When I worked in a larger office, in those ancient pre-Bush years, I heard a lot of tales on Mondays. Stories that would normally pain you, like listening to someone’s dreams. (“…[A]nd then, then, like, you were there. But it wasn’t you. I mean, it was you in that it looked like you, but it was also kind of like a dolphin. But sort of like Liam Neeson, too, and you spoke to me in a voice sort of like… like you were barking. You were warning me, ‘Careful with that axe, Claudette.’ That’s all you kept saying and then my cat woke me up. It was really freaky.” “Indeed. You don’t have a pistol I could borrow for a second, do you?”) But at the start of a brand new workweek, and specifically in the morning, they serve an important purpose. They buy you time to adjust, to build that veneer of engagement – the “interested” you of the workplace, cloaking your deeper inner thoughts:
If my office were all mirrors and I fired a laser over the top of my doorway at a sixty degree angle, it’d probably bounce back off the wall behind me, right over… there. Then it’d bounce left, and hit the other wall over there, then bounce back over… here, in that corner, then ricochet back toward the door. How many deviations it would take before the room was one big ball of red laser light? Can you even have that? One big ball of laser light made up of a single beam?
I wonder what Greenland’s like. It seems so… big.
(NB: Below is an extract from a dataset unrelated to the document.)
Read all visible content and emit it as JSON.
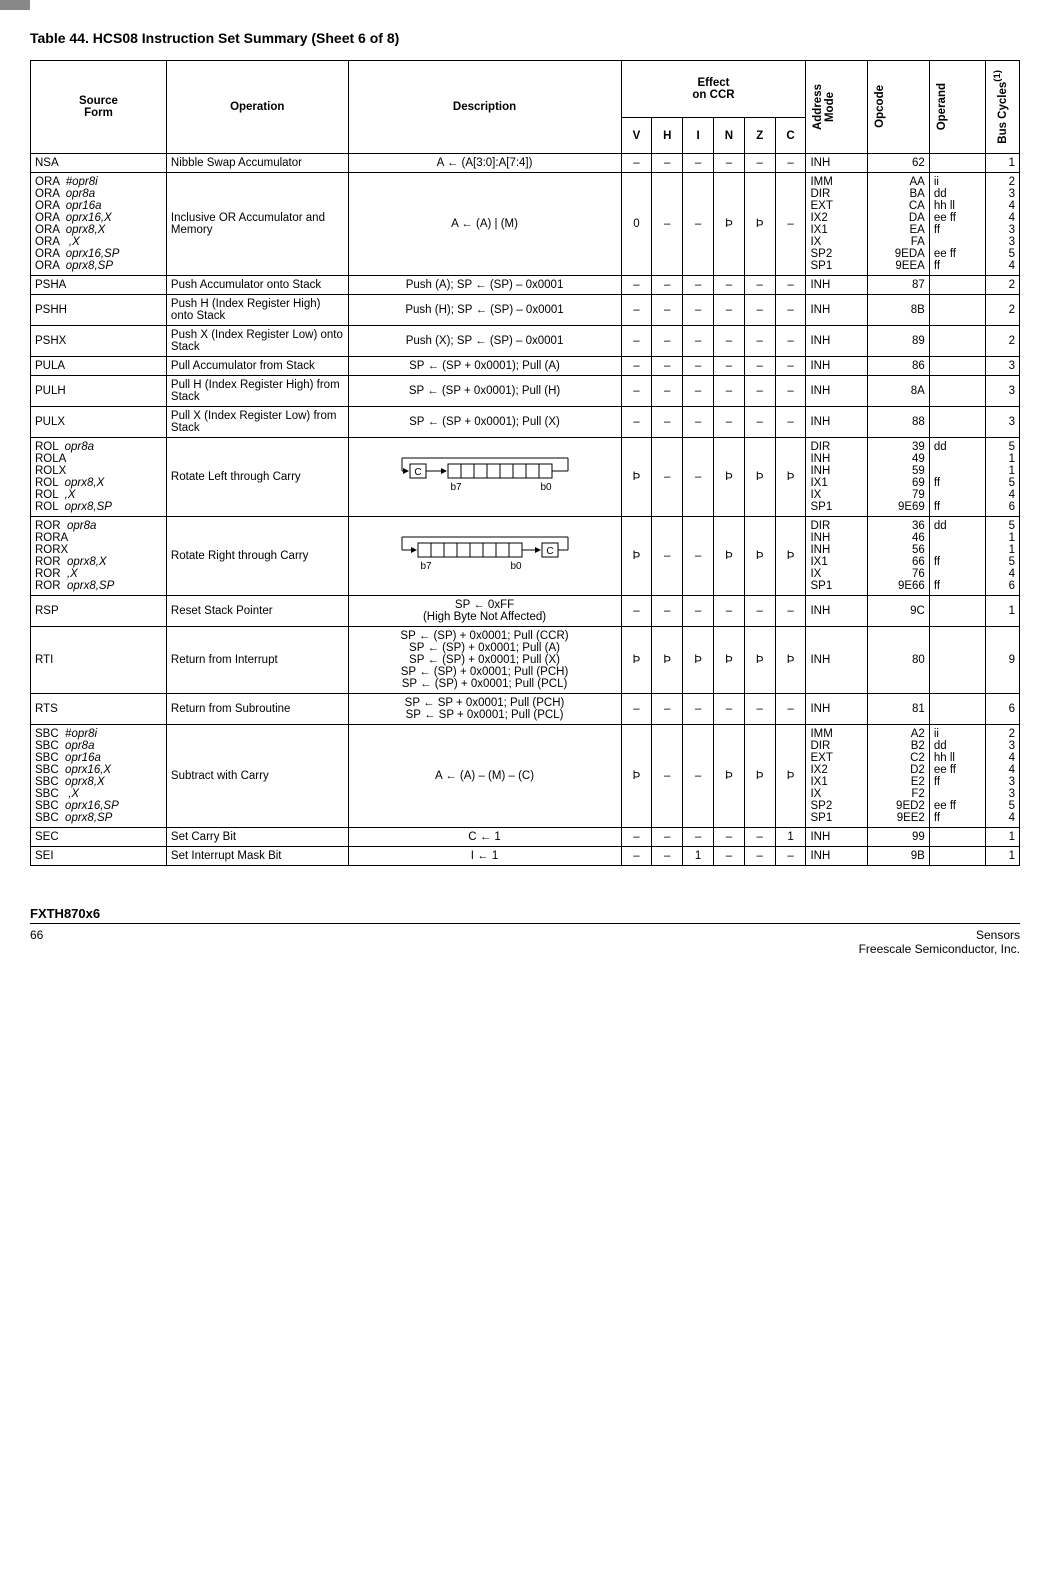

You can smile and listen and laugh, thinking of a way to reply when your boss or co-worker ends the story of his weekend with that inevitable polite hook: “So what did you do? Have any adventures?”
What are you going to say? You have to offer something. And it has to fit your image, the character you present… the archetype the listener expects. Everybody thinks he’s unique, of his own singular mold. We fancy ourselves distinctive, and maybe deep down we believe it. But that isn’t what we project. On the surface we act to a type, a kind every person knows, and thinks he understands. You have to do that in an office. Management likes what’s safe, and “predictable” gets a premium. It’s good to be apparent, overt – with your interests worn on the sleeve. Gives the people who hire a set of easy clues, so they can pick up the loyal soldiers, avoid all the mercenaries.